Complex-Valued Autoencoders

TL;DR

This paper analyzes complex-valued linear autoencoders, providing unified proofs for real and complex cases, revealing the error landscape's structure, and introducing convergent learning algorithms with insights into their properties.

Contribution

It extends autoencoder theory to complex fields, unifies real and complex cases, and offers new proofs, algorithms, and geometric insights into their error landscapes.

Findings

Error landscape has no local minima

Global minima linked to PCA

Multiple saddle points related to eigenvector subspaces

Abstract

Autoencoders are unsupervised machine learning circuits whose learning goal is to minimize a distortion measure between inputs and outputs. Linear autoencoders can be defined over any field and only real-valued linear autoencoder have been studied so far.

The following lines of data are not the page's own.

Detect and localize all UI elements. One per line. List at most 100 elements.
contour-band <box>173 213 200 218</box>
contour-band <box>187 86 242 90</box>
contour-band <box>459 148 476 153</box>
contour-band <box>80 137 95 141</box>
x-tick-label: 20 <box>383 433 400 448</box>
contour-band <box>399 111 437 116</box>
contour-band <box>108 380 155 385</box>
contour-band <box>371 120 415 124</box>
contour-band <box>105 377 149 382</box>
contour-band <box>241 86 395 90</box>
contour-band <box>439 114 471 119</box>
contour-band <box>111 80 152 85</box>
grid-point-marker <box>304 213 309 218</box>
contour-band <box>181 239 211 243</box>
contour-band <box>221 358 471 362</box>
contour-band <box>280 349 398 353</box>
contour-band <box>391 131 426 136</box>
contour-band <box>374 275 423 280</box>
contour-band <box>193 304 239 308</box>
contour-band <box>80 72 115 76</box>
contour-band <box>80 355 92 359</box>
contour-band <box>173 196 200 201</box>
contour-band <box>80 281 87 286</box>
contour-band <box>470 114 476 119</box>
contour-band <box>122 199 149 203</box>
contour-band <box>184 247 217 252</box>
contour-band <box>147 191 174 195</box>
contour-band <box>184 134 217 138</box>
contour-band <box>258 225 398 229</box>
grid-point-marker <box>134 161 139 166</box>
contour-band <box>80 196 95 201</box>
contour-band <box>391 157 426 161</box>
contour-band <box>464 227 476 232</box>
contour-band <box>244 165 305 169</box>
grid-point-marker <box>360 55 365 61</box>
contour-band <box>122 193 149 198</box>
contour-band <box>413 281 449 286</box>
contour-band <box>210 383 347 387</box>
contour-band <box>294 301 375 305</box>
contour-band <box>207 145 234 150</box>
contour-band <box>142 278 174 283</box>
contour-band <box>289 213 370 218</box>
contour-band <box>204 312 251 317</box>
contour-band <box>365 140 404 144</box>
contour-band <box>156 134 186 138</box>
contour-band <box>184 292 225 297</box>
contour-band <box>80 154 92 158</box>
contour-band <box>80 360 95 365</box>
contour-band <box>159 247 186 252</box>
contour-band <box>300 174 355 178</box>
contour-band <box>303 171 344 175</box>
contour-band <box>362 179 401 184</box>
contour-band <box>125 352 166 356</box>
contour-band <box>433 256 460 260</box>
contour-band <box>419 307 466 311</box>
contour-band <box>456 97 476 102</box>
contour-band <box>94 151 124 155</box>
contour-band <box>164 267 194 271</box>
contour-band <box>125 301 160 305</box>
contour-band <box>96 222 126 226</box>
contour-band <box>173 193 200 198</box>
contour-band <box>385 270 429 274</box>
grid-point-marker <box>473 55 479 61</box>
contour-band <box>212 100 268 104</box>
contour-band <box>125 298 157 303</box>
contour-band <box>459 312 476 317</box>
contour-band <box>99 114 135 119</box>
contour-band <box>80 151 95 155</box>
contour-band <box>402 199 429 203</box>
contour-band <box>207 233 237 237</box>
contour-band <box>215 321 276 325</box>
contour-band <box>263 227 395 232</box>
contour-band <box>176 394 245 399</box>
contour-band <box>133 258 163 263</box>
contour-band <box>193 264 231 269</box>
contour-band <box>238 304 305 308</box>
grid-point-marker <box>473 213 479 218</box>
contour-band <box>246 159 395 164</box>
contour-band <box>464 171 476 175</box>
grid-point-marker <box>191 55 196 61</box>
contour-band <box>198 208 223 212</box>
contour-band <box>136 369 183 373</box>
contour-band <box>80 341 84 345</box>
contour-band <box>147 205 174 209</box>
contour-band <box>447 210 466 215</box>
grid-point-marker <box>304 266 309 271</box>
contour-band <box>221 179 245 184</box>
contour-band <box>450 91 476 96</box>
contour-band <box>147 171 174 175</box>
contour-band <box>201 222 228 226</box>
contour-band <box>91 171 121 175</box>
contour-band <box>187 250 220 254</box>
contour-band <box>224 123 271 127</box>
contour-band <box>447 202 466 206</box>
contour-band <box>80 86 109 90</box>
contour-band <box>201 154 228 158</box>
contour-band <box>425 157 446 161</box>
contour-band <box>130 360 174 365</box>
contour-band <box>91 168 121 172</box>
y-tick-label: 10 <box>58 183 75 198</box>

Here we study complex-valued linear autoencoders where the components of the training vectors and adjustable matrices are defined over the complex field with the $L_2$ norm. We provide simpler and more general proofs that unify the real-valued and complex-valued cases, showing that in both cases the landscape of the error function is invariant under certain groups of transformations. The landscape has no local minima, a family of global minima associated with Principal Component Analysis, and many families of saddle points associated with orthogonal projections onto sub-space spanned by sub-optimal subsets of eigenvectors of the covariance matrix. The theory yields several iterative, convergent, learning algorithms, a clear understanding of the generalization properties of the trained autoencoders, and can equally be applied to the hetero-associative case when external targets are provided. Partial results on deep architecture as well as the differential geometry of autoencoders are also presented. The general framework described here is useful to classify autoencoders and identify general common properties that ought to be investigated for each class, illuminating some of the connections between information theory, unsupervised learning, clustering, Hebbian learning, and autoencoders.